The Chicago Park District hasn’t recognized the proposed name change in spite of a petition started by students that garnered more than 4,000 signatures. The campaign to rename the park was driven by elementary students at the Village Leadership Academy with the support of neighborhood organizations including the North Lawndale Community Coordinating Council.
“To be honest with you, I don’t know if they are going to change the name,” said Sheila McNairy, the chair of Lawndale’s art and culture committee. “It’s at a standstill right now. … Everything they asked for those children to do, they did it.”
The Park District’s process requires advocates for the name change to collect letters of support from residents and local organizations and submit a formal proposal to the general superintendent of the district. The district can then open a 45-day notice period for the public to express support or opposition to the name change. After reviewing public comments, the district may recommend a proposed renaming to its Board of Commissioners for approval.
Douglass Park advocates already collected several letters of support from residents, organizations and local leaders, including Cook County Commissioner Dennis Deer and Scott.
Scott said he has been interested in changing the name of the park ever since his days as a park supervisor at Douglas Park, when he was shocked to learn his workplace was named not for the abolitionist but for the senator who argued for preserving slavery.
“I don’t think it’s appropriate for someone who was a pseudo-champion of slavery to have a park named after them in a community that is [home to] people who are the descendants of slaves,” Scott said.
Years later when Scott became alderman, he was approached by students who wanted to name the park after Rekia Boyd, an unarmed Black woman who was slain in Douglas Park by an allegedly intoxicated off-duty police detective who was later acquitted. That idea eventually evolved into the current proposal, which Scott said would be much easier to convince the district to accept.
“It has been a very daunting task to get the Park District to agree to change the name,” he said.
Though the proponents of the name change followed the Park District’s process of collecting letters of support, the district confirmed it has not yet opened up a 45-day notice period for collecting public feedback and has not submitted the proposal to the board.
“There is no precedent for changing the name of a park that was named after a historical figure,” according to a statement from the Park District’s press office.
The Park District denied it received any formal request to change the park’s name.
Scott said he plans to talk to Park District officials about opening up an official comment period to move the process forward, but there is no guarantee the district will ultimately decide to officially rename the park.
While the official name change of the park has stalled, residents have been exploring other avenues to celebrate Douglass’ legacy. Behind the Douglas Park Fieldhouse, young people have been working on a project dubbed Douglass 18 that will revive the formerly defunct mini-golf course there.

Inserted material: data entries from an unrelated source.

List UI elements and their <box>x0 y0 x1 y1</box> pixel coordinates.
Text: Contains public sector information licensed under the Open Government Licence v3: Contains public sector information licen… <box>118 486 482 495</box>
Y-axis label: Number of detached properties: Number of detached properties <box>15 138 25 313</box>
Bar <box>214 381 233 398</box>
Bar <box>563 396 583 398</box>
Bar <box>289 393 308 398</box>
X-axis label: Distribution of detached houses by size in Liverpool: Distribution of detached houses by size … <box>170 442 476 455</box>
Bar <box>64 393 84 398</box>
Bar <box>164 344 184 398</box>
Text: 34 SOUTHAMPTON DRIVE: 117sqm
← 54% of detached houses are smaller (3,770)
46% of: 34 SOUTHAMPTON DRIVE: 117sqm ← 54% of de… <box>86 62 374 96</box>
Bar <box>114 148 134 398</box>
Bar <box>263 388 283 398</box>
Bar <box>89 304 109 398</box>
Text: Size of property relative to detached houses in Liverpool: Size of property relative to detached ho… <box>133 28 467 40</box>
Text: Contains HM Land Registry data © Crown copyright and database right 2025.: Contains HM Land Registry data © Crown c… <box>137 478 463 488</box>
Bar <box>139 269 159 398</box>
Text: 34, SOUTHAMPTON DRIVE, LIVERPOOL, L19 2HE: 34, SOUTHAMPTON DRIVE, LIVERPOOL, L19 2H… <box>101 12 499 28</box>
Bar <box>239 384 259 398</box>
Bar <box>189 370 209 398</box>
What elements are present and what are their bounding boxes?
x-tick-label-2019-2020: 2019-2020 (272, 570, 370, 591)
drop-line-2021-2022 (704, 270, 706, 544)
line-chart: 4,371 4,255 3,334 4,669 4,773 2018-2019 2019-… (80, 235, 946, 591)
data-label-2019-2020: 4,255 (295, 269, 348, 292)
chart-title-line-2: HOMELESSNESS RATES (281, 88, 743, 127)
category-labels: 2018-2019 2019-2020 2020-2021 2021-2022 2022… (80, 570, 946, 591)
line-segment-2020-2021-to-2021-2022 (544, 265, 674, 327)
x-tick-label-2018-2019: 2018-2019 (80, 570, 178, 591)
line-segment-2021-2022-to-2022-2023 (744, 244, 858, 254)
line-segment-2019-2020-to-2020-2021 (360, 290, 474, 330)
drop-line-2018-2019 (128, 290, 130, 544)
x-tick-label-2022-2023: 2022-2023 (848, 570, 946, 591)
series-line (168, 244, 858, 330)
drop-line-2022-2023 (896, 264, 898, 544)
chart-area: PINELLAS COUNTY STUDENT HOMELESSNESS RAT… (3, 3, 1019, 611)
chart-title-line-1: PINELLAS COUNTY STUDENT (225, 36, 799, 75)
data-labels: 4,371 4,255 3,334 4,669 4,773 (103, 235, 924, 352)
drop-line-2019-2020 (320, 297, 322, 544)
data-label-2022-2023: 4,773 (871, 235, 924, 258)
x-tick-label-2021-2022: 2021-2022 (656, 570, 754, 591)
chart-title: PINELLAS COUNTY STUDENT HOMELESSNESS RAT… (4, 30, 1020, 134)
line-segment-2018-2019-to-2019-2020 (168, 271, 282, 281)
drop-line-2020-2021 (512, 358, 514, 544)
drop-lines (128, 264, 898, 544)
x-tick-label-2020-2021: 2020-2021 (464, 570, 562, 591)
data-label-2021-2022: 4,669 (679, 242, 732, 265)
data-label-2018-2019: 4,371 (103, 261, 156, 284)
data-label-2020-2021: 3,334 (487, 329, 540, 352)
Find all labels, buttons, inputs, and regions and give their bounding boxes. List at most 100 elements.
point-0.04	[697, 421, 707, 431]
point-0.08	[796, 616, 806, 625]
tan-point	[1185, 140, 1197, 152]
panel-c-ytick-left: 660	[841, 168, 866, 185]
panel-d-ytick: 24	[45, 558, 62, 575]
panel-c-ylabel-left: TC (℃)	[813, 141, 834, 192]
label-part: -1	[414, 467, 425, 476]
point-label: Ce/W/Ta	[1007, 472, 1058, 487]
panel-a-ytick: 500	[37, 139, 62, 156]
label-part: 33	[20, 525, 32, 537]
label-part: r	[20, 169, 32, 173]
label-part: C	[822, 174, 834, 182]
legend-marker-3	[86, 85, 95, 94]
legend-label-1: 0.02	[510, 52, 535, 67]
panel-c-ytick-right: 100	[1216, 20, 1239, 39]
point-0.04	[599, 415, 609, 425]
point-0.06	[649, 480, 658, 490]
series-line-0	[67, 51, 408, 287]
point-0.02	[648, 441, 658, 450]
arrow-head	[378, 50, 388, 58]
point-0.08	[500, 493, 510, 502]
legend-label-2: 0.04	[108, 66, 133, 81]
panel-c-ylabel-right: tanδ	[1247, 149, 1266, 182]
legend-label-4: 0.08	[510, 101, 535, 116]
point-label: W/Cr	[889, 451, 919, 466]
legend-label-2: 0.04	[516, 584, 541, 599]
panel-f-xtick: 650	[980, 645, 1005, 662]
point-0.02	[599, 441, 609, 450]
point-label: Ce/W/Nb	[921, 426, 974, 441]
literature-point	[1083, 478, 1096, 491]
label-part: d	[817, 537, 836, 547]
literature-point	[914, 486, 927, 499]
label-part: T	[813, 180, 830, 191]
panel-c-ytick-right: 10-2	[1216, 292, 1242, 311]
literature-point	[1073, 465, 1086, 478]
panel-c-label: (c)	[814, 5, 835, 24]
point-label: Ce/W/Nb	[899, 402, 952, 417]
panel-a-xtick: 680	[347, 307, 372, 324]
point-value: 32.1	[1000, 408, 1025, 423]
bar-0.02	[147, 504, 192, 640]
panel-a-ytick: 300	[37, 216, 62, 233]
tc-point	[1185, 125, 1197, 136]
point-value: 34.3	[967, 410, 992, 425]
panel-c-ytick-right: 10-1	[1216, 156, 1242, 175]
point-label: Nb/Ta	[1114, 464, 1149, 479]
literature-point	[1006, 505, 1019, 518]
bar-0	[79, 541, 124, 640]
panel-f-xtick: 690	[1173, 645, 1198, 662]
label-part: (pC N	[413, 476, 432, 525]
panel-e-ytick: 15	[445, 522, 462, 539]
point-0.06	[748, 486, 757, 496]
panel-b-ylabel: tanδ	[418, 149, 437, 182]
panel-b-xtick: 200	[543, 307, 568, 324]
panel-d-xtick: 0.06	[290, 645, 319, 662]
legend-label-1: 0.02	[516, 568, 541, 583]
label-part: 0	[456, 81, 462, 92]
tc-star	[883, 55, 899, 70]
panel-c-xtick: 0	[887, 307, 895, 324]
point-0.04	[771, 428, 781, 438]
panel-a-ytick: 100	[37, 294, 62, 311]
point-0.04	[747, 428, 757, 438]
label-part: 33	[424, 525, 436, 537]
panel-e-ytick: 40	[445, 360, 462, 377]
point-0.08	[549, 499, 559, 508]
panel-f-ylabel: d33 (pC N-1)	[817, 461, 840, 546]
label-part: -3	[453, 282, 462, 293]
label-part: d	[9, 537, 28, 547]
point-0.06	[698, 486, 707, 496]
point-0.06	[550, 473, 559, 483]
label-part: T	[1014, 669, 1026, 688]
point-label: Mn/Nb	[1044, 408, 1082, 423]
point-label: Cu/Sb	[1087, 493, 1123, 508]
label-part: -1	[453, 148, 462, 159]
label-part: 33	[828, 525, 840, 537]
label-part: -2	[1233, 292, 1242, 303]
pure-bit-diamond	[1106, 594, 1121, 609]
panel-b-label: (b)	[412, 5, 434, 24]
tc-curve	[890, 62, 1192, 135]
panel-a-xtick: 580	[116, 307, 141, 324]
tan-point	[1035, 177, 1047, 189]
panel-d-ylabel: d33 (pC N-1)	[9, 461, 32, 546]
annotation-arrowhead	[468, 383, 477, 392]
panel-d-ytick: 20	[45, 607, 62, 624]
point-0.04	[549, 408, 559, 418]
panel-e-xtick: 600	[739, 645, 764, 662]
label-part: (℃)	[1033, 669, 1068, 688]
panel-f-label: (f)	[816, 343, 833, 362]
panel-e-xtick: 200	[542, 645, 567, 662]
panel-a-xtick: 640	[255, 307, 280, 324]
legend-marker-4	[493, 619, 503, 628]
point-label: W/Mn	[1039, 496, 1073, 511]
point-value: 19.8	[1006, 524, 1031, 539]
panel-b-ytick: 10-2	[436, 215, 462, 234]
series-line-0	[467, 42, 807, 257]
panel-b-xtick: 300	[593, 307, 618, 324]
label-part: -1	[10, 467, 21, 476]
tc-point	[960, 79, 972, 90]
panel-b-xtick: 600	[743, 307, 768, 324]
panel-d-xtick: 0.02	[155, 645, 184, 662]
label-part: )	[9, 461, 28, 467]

The project is guided by artist Haman Cross, who hopes naming the mini-golf course after Douglass will build momentum around renaming the entire park. And as Douglass 18 and the park campaign move forward, Cross said it is important not to lose sight of the history behind the name.
“It’s cool to want to change the name. I think it’s necessary. But there also needs to be more intention and education about who Frederick Douglass was … and his impact on politics,” Cross said.
And for many residents, the park may as well be called Frederick Douglass Park thanks to the handiwork of the unknown person who changed the signs.
Scott said while he doesn’t condone writing on the signs, few people in North Lawndale would lose sleep over the slight to Stephen Douglas.
“He was a sympathizer of slavery,” Scott said. “It is wrong to have the name of somebody who had apathy towards slavery to be the name of a park that all these people of color use and frequent every day. … I feel no remorse for them doing that.”